The good bit is the writing, which is intense stream-of-consciousness and conveys vivid images. However, the story's classic status cannot disguise the fact that it has not aged all that well; in the end, the Harlequin isn't challenging anything very much, and his means remain somewhat unexplained – where do you get $150,000 worth of jelly beans? Algis Budrys commented when it was first published that it is s "primitive statement … about [the] solidly acceptable idea [that] regimentation is bad." I was also struck by the sexism of the story. The Harlequin's first reported activity is directed explicitly at women:
He skimmed over a slidewalk, purposely dropping a few feet to crease the tassels of the ladies of fashion, and— inserting thumbs in large ears— he stuck out his tongue, rolled his eyes and went wugga-wugga-wugga. It was a minor diversion. One pedestrian skittered and tumbled, sending parcels everywhichway, another wet herself, a third keeled slantwise, and the walk was stopped automatically by the servitors till she could be resuscitated. It was a minor diversion.

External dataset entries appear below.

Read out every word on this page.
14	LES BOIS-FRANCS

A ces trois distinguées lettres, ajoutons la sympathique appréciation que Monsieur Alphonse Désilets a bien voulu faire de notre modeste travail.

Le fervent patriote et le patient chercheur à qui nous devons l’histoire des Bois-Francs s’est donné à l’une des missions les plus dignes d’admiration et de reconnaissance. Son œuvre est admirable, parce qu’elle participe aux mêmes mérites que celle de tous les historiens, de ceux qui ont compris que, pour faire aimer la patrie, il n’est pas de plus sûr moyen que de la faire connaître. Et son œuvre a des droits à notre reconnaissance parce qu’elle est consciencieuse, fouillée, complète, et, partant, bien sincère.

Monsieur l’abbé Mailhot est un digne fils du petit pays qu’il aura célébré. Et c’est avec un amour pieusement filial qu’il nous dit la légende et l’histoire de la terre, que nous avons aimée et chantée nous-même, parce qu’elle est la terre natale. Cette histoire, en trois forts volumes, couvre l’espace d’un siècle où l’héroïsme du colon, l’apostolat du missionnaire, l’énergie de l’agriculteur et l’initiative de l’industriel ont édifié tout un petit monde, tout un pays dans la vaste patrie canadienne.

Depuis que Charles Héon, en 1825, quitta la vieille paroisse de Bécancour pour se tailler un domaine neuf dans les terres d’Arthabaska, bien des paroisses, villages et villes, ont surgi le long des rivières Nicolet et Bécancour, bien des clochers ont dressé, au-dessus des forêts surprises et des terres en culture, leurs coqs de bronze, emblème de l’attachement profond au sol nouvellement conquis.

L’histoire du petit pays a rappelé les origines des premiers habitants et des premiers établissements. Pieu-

Hmm, triggering incontinence and temporary death is a minor diversion? If your victims are female, I suppose. Back to the Marx Brothers, I guess. Note also the not very equal relationship between the Harlequin and his girlfriend Pretty Alice, who also presses him to conform like a good spouse should; the Ticktockman later alleges that she turned him in, and one can see why she might have done.
So, that's the first in the chronological list of joint Hugo and Nebula winners. Next is Dune, by Frank Herbert.